Avant d’envisager avec vous en quoi, dans le séminaire que nous étudions cette année, l’écriture du nœud borroméen déplace la question du sujet, je vous propose que nous nous arrêtions sur la tentative qui fut celle de Lacan, d’établir de manière rigoureuse le statut du sujet sur lequel la psychanalyse opère. Tentative qui répond à mon sens à la question que Freud se posait dans les termes suivants : comment situer l’inconscient sans le transformer en une seconde conscience ? Comment rendre compte du sujet de l’inconscient, en tant qu’il fait entendre la dimension du désir articulé dans l’Autre, sans l’identifier au sujet de la connaissance ? C’est-à-dire à un sujet qui serait en mesure d’articuler le désir inconscient dans un énoncé au titre d’un je (j-e, pronom personnel) ? Ou encore, comment situer le sujet De l’inconscient sans lui supposer une substance, sans en faire un sujet dans l’inconscient ?

Ce que je vous dis là a été l’enjeu – vous pourrez vous y reporter à partir de la correspondance qu’ils ont échangé – du débat entre Freud et Jung. Jung a identifié un sujet dans l’inconscient, ce à quoi Freud s’est toujours refusé. Autrement dit, comment distinguer le sujet auquel nous nous référons dans notre pratique de psychanalyste, du sujet qui est celui de la tradition philosophique ou religieuse ? Je vous renvoie sur ce point au texte des Écrits, à Subversion du sujet et dialectique du désir dans l’inconscient freudien.

Afin de marquer cette distinction radicale du sujet de l’inconscient d’avec le sujet philosophique (sujet philosophique qui est le sujet de l’Autre de la connaissance), Lacan opère dans La science et la vérité, autre texte des Écrits, une mise au point décisive. Je vais citer Lacan un peu longuement :

Dire que le sujet sur quoi nous opérons en psychanalyse ne peut être que le sujet de la science, peut passer pour un paradoxe.

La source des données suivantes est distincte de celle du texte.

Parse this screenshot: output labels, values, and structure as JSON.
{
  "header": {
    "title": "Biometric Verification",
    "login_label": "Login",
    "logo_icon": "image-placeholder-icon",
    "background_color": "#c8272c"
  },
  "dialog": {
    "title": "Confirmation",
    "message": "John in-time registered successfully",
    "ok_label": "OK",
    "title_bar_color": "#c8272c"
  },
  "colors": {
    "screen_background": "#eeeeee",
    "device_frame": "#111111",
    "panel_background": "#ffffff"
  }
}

C’est pourtant là que doit être prise une démarcation, faute de quoi tout se mêle et commence une malhonnêteté que l’on appelle ailleurs objective ; mais c’est manque d’audace et manque d’avoir repéré l’objet qui foire. De notre position de sujet, nous sommes toujours responsables.

Si vous en êtes arrivés à la troisième leçon (leçon du 11 décembre 1973) – je fais là une incidente – vous savez que Lacan évoque ceci à propos d’un énoncé assez remarquable et un peu énigmatique sur lequel je pourrais revenir – il évoque ceci : c’est que la réponse de l’inconscient implique le sans pardon et même sans circonstance atténuante puisque, nous dit-il : ce que vous faites sait (s-a-i-t), mais on peut l’entendre dans l’équivoque aussi bien c’est (c ’e-s-t), puisque ce que vous faites sait, ce que vous êtes, sait vous. Autrement dit, quoi que vous fassiez, c’est strictement déterminé et ça correspond à une réponse de l’inconscient dont vous êtes responsables. Même si ce que vous faites sait ce que vous êtes, vous-même ne le savez pas, à moins d’être allé au terme d’une psychanalyse. Je ferme la parenthèse.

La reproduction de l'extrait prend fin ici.